On the Foreclosure Front, It’s Woodshedding Time

Written by: Steve Cook   Thu, July 30, 2009 Beyond Today's News, Crisis Programs

 

Back when people had woodsheds, “woodshedding” meant one of two things.  People “went to the woodshed” to practice  in private such public skills as singing, playing musical instruments and acting.  Woodsheds also were the places fathers took their naughty children and got out the belt or hairbrush, a practice highly discouraged today.

This has been a week for woodshedding on the foreclosure policy front.  Tuesday top Treasury and HUD officials met with executives of 25 mortgage servicers to lay on the leather. With the Administration’s Making Home Affordable program taking much longer than anticipated to move the needle and foreclosures continue to soar to record heights, the political thermometer soaring in a hot Washington July.

To make sure there is no confusion that the meeting was not about fixing the program but motivating the lenders to produce results, the officials more than doubled the number of borrowers receiving help under the foreclosure-prevention plan by November first.

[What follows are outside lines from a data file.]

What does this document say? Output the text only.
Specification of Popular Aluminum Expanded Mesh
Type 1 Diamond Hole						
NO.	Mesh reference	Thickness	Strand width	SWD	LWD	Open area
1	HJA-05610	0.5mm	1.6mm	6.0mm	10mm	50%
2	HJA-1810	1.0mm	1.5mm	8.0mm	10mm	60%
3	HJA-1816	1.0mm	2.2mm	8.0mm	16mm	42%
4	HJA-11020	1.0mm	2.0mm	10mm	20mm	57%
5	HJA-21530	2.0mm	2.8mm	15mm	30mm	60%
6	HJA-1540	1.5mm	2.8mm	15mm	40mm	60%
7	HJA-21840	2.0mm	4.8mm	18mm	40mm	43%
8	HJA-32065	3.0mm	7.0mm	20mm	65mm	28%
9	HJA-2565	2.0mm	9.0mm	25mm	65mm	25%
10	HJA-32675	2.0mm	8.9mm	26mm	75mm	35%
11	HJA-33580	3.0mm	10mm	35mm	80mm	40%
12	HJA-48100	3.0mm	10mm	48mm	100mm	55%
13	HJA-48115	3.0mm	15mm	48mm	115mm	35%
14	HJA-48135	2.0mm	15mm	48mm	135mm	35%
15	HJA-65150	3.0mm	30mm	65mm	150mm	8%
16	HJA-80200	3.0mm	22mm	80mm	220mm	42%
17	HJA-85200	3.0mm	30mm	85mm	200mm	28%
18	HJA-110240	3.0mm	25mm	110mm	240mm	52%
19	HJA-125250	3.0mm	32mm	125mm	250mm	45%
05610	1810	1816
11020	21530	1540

The administration’s goal is to have 500,000 trial modifications underway.  Trial mods typically require borrowers make three months of reduced payments before they can qualify for a full modification.  Right now some 200,000 trial mods are underway.

So what was the meeting like?  “There was a sense of urgency,” Barbara Desoer, president of Bank of America Home Mortgage, told Ruth Simon of the Wall Street Journal.  Urgency?  I’ll bet.  Ouch, woodshed time.

Two weeks ago, the Administration served notice on lenders participating in the program that they would not share the ire of Congress and taxpayers alone.  By  August 4—next Tuesday-they will release information on the performance of individual mortgage-servicing companies, including the number of trial modifications offered to eligible borrowers and the number of trial plans that are underway. 

To top off the week, yesterday Barney Frank (D-MA), chairman of the House Financial Services Committee, raised the ante for lenders.  He threatened to revive “cramdown” legislation that would give bankruptcy judge the power to write down mortgages-and it’s not an empty threat.

“If this last effort to produce significant modifications fails, the argument for reviving the bankruptcy option will be extremely strong,” Frank warned in a statement released by his office.  Six weeks ago, at a briefing for real estate editors, Frank was still bemoaning his defeat on cramdown legislation at the hands of the banking lobby in March.  Hearing him talk about it at the time, one got the feeling he would relish another round if lenders should give him an opening. 

Short of some sort of Presidential event, it would be difficult to imagine what else Congress and the Administration could do to take lenders to the woodshed.  But perhaps it’s the other kind of woodshedding-training and fine tuning of skills-that are more important.

Reports are filling the blogs and bubbling up into the national media that lenders are overwhelmed with the volume and complexity of the program.  Many are miserably understaffed and not adequately trained, trying to operate an entirely new program that was never extensively field-tested and is still going through changes.  Making only $1,000 per loan mod, they have greater incentives to market refis or even FHA loans make to Make Hlome Affordable.

Reports from Tuesday’s meetings suggest that loan servicers have been hampered with trying to make a brand new program fraught with administrative issues work on a large scale very quickly.  They discussed the need for standardized forms and to figure out a way to modify primary and secondary loans simultaneously, even though the two loans have different terms and are held by two different lenders.

The second kind of woodshedding seems to be more  evident this week, but we need a lot more more of the first kind.  The air is full of more than enough threats and talk of accountability (and its handmaiden, blame) when what’s really needed is for both sides to find a friendly woodshed, sit down together away from the pressure, and figure out what’s  broken and how it can best be fixed.